Now when New Yorkers find that old sweater they no longer want or that office chair they no longer need, one new city program will help make it easier to give those items — and array of many others — a second life.
The city’s Department of Sanitation (DSNY) announced on Monday the launch of donateNYC, a program that allows residents to easily find particular second-hand items while also donate whatever they no longer need.
Through a brand new website at nyc.gov/donate and mobile app, donateNYC gives New Yorkers the chance to search by item — ranging from art supplies to household items or electronics to sporting equipment — and location to find the best and nearest place to give or find reusable items.
According to DSNY, donateNYC will help New York City reach its goal of sending zero waste to landfills by 2030.
“Each year New Yorkers throw out nearly six million tons of waste.
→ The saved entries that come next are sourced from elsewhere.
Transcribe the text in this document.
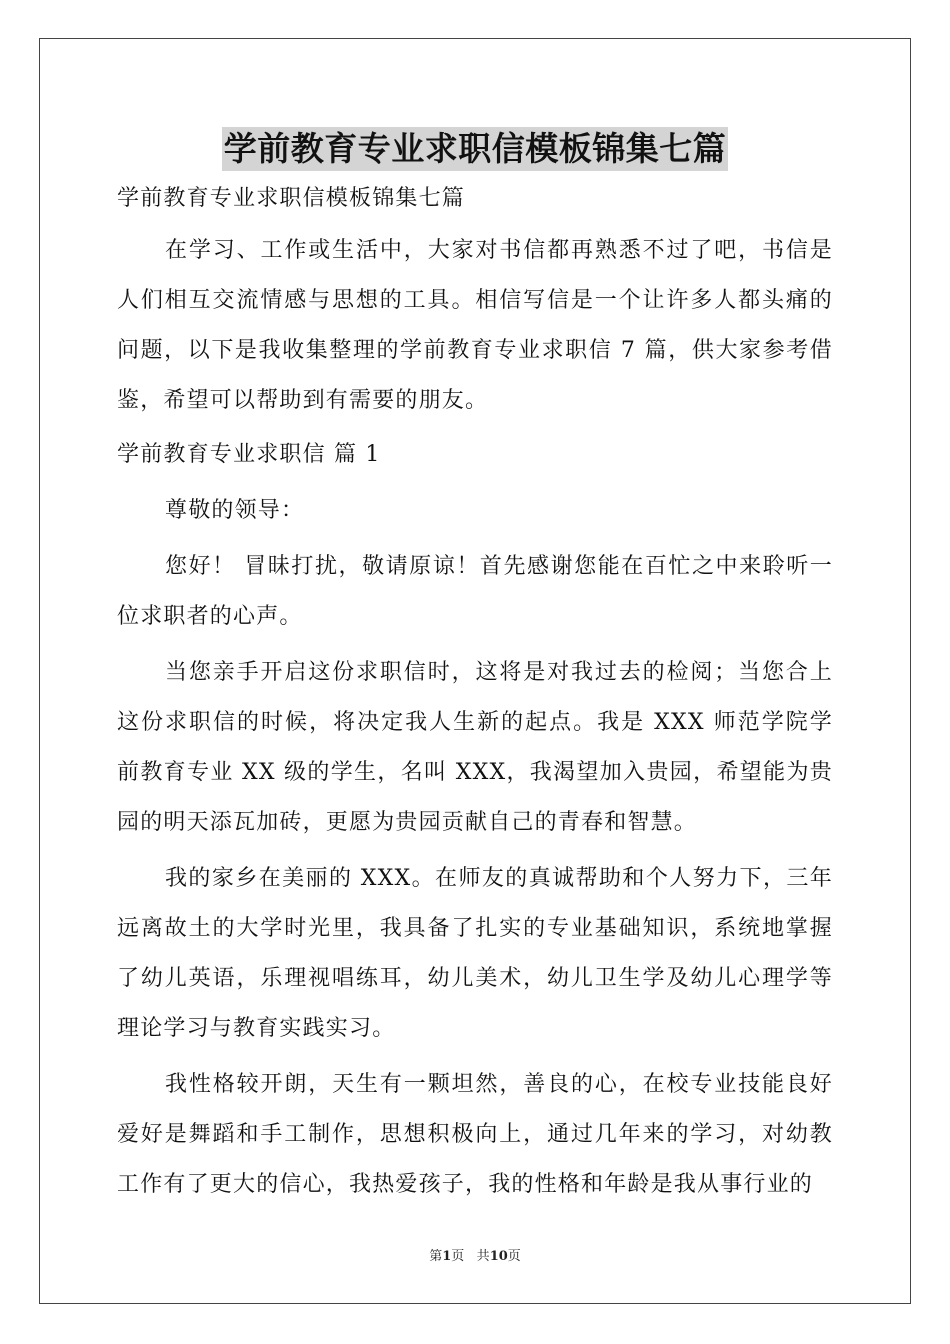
学前教育专业求职信模板锦集七篇

学前教育专业求职信模板锦集七篇

在学习、工作或生活中，大家对书信都再熟悉不过了吧，书信是人们相互交流情感与思想的工具。相信写信是一个让许多人都头痛的问题，以下是我收集整理的学前教育专业求职信 7 篇，供大家参考借鉴，希望可以帮助到有需要的朋友。

学前教育专业求职信 篇 1

尊敬的领导：

您好！ 冒昧打扰，敬请原谅！首先感谢您能在百忙之中来聆听一位求职者的心声。

当您亲手开启这份求职信时，这将是对我过去的检阅；当您合上这份求职信的时候，将决定我人生新的起点。我是 XXX 师范学院学前教育专业 XX 级的学生，名叫 XXX，我渴望加入贵园，希望能为贵园的明天添瓦加砖，更愿为贵园贡献自己的青春和智慧。

我的家乡在美丽的 XXX。在师友的真诚帮助和个人努力下，三年远离故土的大学时光里，我具备了扎实的专业基础知识，系统地掌握了幼儿英语，乐理视唱练耳，幼儿美术，幼儿卫生学及幼儿心理学等理论学习与教育实践实习。

我性格较开朗，天生有一颗坦然，善良的心，在校专业技能良好爱好是舞蹈和手工制作，思想积极向上，通过几年来的学习，对幼教工作有了更大的信心，我热爱孩子，我的性格和年龄是我从事行业的

第1页 共10页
However, much of what is thrown away can actually be used again,” said Kathryn Garcia, DSNY Commissioner. “By donating and reusing goods instead of discarding them, New Yorkers can greatly reduce waste, and conserve energy, resources and money.”
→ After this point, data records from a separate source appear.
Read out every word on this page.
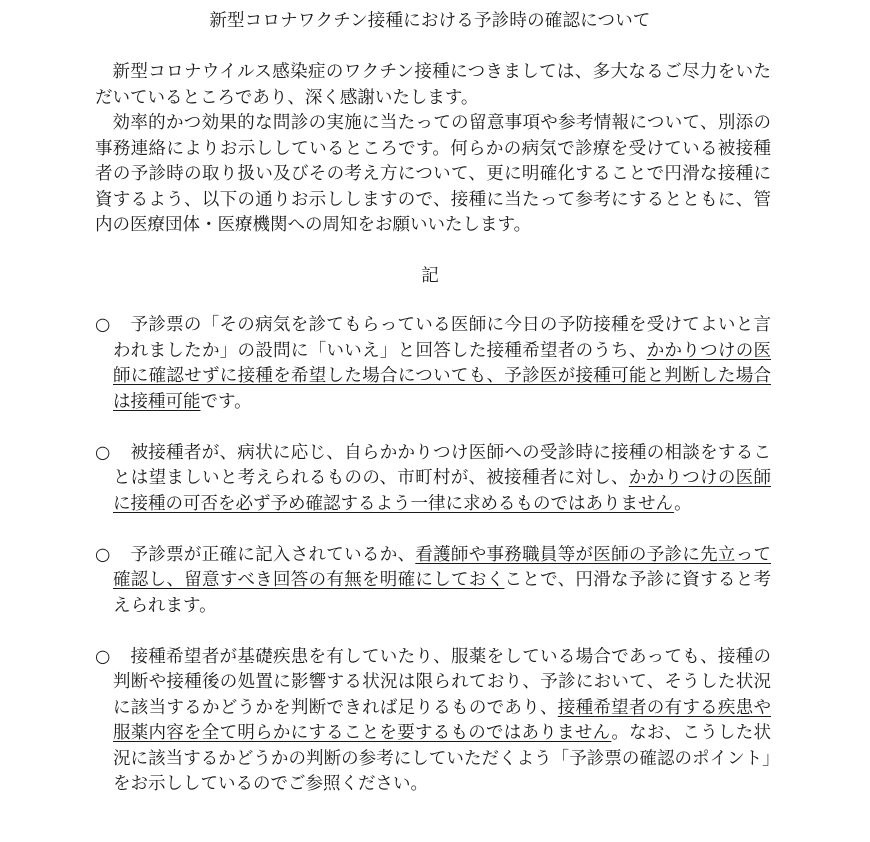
新型コロナワクチン接種における予診時の確認について

新型コロナウイルス感染症のワクチン接種につきましては、多大なるご尽力をいただいているところであり、深く感謝いたします。

効率的かつ効果的な問診の実施に当たっての留意事項や参考情報について、別添の事務連絡によりお示ししているところです。何らかの病気で診療を受けている被接種者の予診時の取り扱い及びその考え方について、更に明確化することで円滑な接種に資するよう、以下の通りお示ししますので、接種に当たって参考にするとともに、管内の医療団体・医療機関への周知をお願いいたします。

記
○	予診票の「その病気を診てもらっている医師に今日の予防接種を受けてよいと言われましたか」の設問に「いいえ」と回答した接種希望者のうち、かかりつけの医師に確認せずに接種を希望した場合についても、予診医が接種可能と判断した場合は接種可能です。
○	被接種者が、病状に応じ、自らかかりつけ医師への受診時に接種の相談をすることは望ましいと考えられるものの、市町村が、被接種者に対し、かかりつけの医師に接種の可否を必ず予め確認するよう一律に求めるものではありません。
○	予診票が正確に記入されているか、看護師や事務職員等が医師の予診に先立って確認し、留意すべき回答の有無を明確にしておくことで、円滑な予診に資すると考えられます。
○	接種希望者が基礎疾患を有していたり、服薬をしている場合であっても、接種の判断や接種後の処置に影響する状況は限られており、予診において、そうした状況に該当するかどうかを判断できれば足りるものであり、接種希望者の有する疾患や服薬内容を全て明らかにすることを要するものではありません。なお、こうした状況に該当するかどうかの判断の参考にしていただくよう「予診票の確認のポイント」をお示ししているのでご参照ください。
By using the search tool on the website, New Yorkers will get detailed information including maps, hours of operation, and specific missions of different nonprofits, thrift shops or reuse organizations.
The new program also allows local nonprofit organizations that are in need of donated goods or businesses looking to donate, the chance to participate in an online material exchange where they can connect with groups, and donate or receive reusable items.
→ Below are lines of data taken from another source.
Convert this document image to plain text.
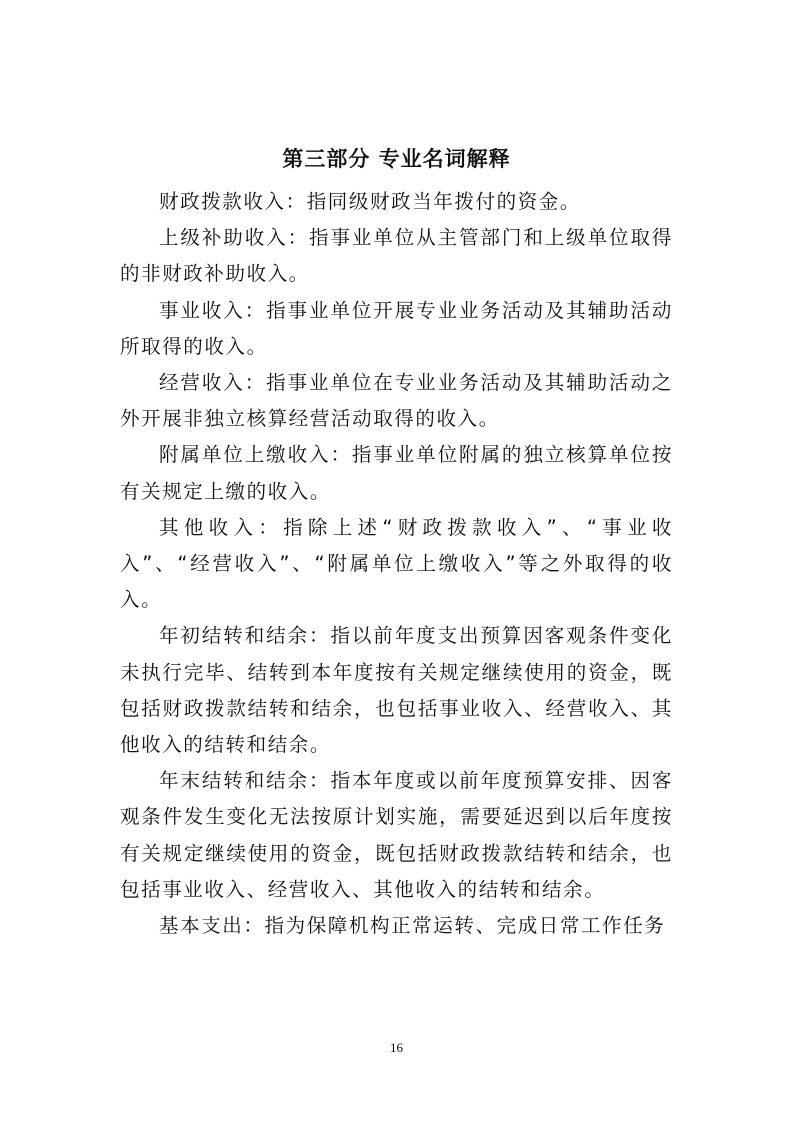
第三部分 专业名词解释

财政拨款收入：指同级财政当年拨付的资金。

上级补助收入：指事业单位从主管部门和上级单位取得的非财政补助收入。

事业收入：指事业单位开展专业业务活动及其辅助活动所取得的收入。

经营收入：指事业单位在专业业务活动及其辅助活动之外开展非独立核算经营活动取得的收入。

附属单位上缴收入：指事业单位附属的独立核算单位按有关规定上缴的收入。

其他收入：指除上述“财政拨款收入”、“事业收入”、“经营收入”、“附属单位上缴收入”等之外取得的收入。

年初结转和结余：指以前年度支出预算因客观条件变化未执行完毕、结转到本年度按有关规定继续使用的资金，既包括财政拨款结转和结余，也包括事业收入、经营收入、其他收入的结转和结余。

年末结转和结余：指本年度或以前年度预算安排、因客观条件发生变化无法按原计划实施，需要延迟到以后年度按有关规定继续使用的资金，既包括财政拨款结转和结余，也包括事业收入、经营收入、其他收入的结转和结余。

基本支出：指为保障机构正常运转、完成日常工作任务

16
Along with this new program, DSNY also continues to work with the city’s nonprofit reuse sector — including local thrift stores, clothing banks, social service providers, creative arts programs and community-based reuse programs — through its donateNYC partnership program, formerly known as ReuseNYC.
Last year, through working with the partner organizations the city was able to divert over 40 million pounds of material from landfills. The organizations were also able to serve more than 1.3 million New Yorkers in 2015 through workforce development, food bank programs and housing or sheltering.